ICC, the intestinal pacemaker cells, may share the same nonneoplastic progenitor cells as GISTs; these tissues show ultrastructural similarities in terms of smooth muscle and neural differentiation [1,2,4]. Most GISTs (50 to 72%) show positive staining for CD34, but immunohistochemical staining for KIT (CD117) is a more specific diagnostic criterion [4,5]. About 5% of GISTs are so-called wildtype GISTs but still express the KIT receptor. These CD117-negative tumors often show other mutations in platelet-derived growth factor receptor-A, another tyrosine kinase [5].

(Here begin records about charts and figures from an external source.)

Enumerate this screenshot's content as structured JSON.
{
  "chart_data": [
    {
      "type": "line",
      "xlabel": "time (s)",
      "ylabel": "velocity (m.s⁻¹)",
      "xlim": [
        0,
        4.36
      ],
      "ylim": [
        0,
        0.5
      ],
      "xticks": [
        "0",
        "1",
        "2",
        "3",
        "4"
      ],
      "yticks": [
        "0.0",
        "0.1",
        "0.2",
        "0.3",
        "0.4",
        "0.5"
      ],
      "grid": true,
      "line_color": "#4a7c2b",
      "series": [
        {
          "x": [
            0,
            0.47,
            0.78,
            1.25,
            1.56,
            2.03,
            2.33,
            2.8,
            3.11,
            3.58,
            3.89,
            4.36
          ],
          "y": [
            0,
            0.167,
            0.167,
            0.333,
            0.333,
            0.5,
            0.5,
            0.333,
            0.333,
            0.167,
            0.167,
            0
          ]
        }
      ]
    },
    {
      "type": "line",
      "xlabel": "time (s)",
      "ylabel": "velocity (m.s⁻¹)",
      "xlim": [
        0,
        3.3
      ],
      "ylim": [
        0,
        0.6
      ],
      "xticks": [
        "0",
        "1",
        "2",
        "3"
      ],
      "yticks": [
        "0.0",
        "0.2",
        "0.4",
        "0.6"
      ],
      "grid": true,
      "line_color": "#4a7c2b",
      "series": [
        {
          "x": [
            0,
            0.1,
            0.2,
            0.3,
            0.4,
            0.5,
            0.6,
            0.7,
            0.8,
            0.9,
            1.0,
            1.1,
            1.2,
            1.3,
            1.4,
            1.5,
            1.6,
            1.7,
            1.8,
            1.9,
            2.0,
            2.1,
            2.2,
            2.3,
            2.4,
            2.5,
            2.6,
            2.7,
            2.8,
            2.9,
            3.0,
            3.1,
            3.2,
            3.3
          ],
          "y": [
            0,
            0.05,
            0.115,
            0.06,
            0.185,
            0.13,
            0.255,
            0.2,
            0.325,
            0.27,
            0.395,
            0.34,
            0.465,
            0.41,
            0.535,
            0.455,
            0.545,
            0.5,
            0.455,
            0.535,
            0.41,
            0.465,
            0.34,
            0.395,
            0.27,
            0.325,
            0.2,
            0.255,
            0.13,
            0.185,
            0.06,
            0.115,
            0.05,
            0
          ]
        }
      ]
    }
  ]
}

GISTs may occur anywhere along the length of the digestive tract, from the esophagus to the anus. Approximately 60 to 70% of GISTs arise in the stomach, 20 to 30% in the small intestine, 5% in the colon and rectum [1]. Early-stage GISTs often do not present any symptoms. Because most GISTs show an exophytic growth pattern and arise within the muscularis propria of the stomach or intestinal wall, they present as dominant masses outside of the organ of origin [4]. True GISTs can be identified from other tumors by histological analysis and the expression of KIT (CD117) and CD34 [3,5]. Although GISTs are generally fragile and soft, creating a high possibility of bleeding, rupture, and tumor dissemination, preoperative histological confirmation is generally warranted for potentially resectable tumors whenever possible without major complications.

Among the various parameters used to predict clinical behavior, mitotic index and tumor size are considered to be the most reliable prognostic indicators [1,6]; tumor size, in particular, shows strong associations with survival and recurrence. According to Fletcher et al. [7], GISTs can be divided into categories based on size and mitoses: very low risk, low risk, intermediate risk, and high risk. Bucher et al. [8] proposed a revised classification of GISTs according to malignancy and other parameters discussed in the literature. This revised scale includes five minor criteria and two major criteria. GISTs exhibiting fewer than four minor criteria are considered of low malignant potential, whereas GISTs that show four or five minor criteria or one major criterion are classified as high malignant potential, for which the 5-year survival rate is less than 20%.

The principal treatment modality for patients with primary GIST is complete surgical resection. Lymphadenectomy is not routinely performed in patients with GIST [4,9]. Recurrent disease, however, is a serious problem, and the preferred treatment modality for recurrent tumors is to treat with drug. GIST patients also benefit from drug therapy using the specific molecular inhibitor, imatinib mesylate (Gleevec). This therapy is beneficial in unresectable diseases, as well as an adjuvant therapy after the resection of primary GIST [1,9,10]. Although complete recovery was not achieved, the patients showed a significant response with imatinib mesylate. In spite of clear surgical margins and no definite capsular tearing during the first operation, initial wedge resection was failed in this case. Capsular tearing and tumor seeding could be the causes of treatment failure during initial operation. So, surgeons should be careful not to occur capsular tearing and tumor seeding to prevent the recurrence.

Here, we report a case of recurring GIST of the stomach that metastasized to the spleen and the liver. To the best of our knowledge, rare reports of metastasis to the spleen exist.

Footnotes

No potential conflict of interest relevant to this article was reported.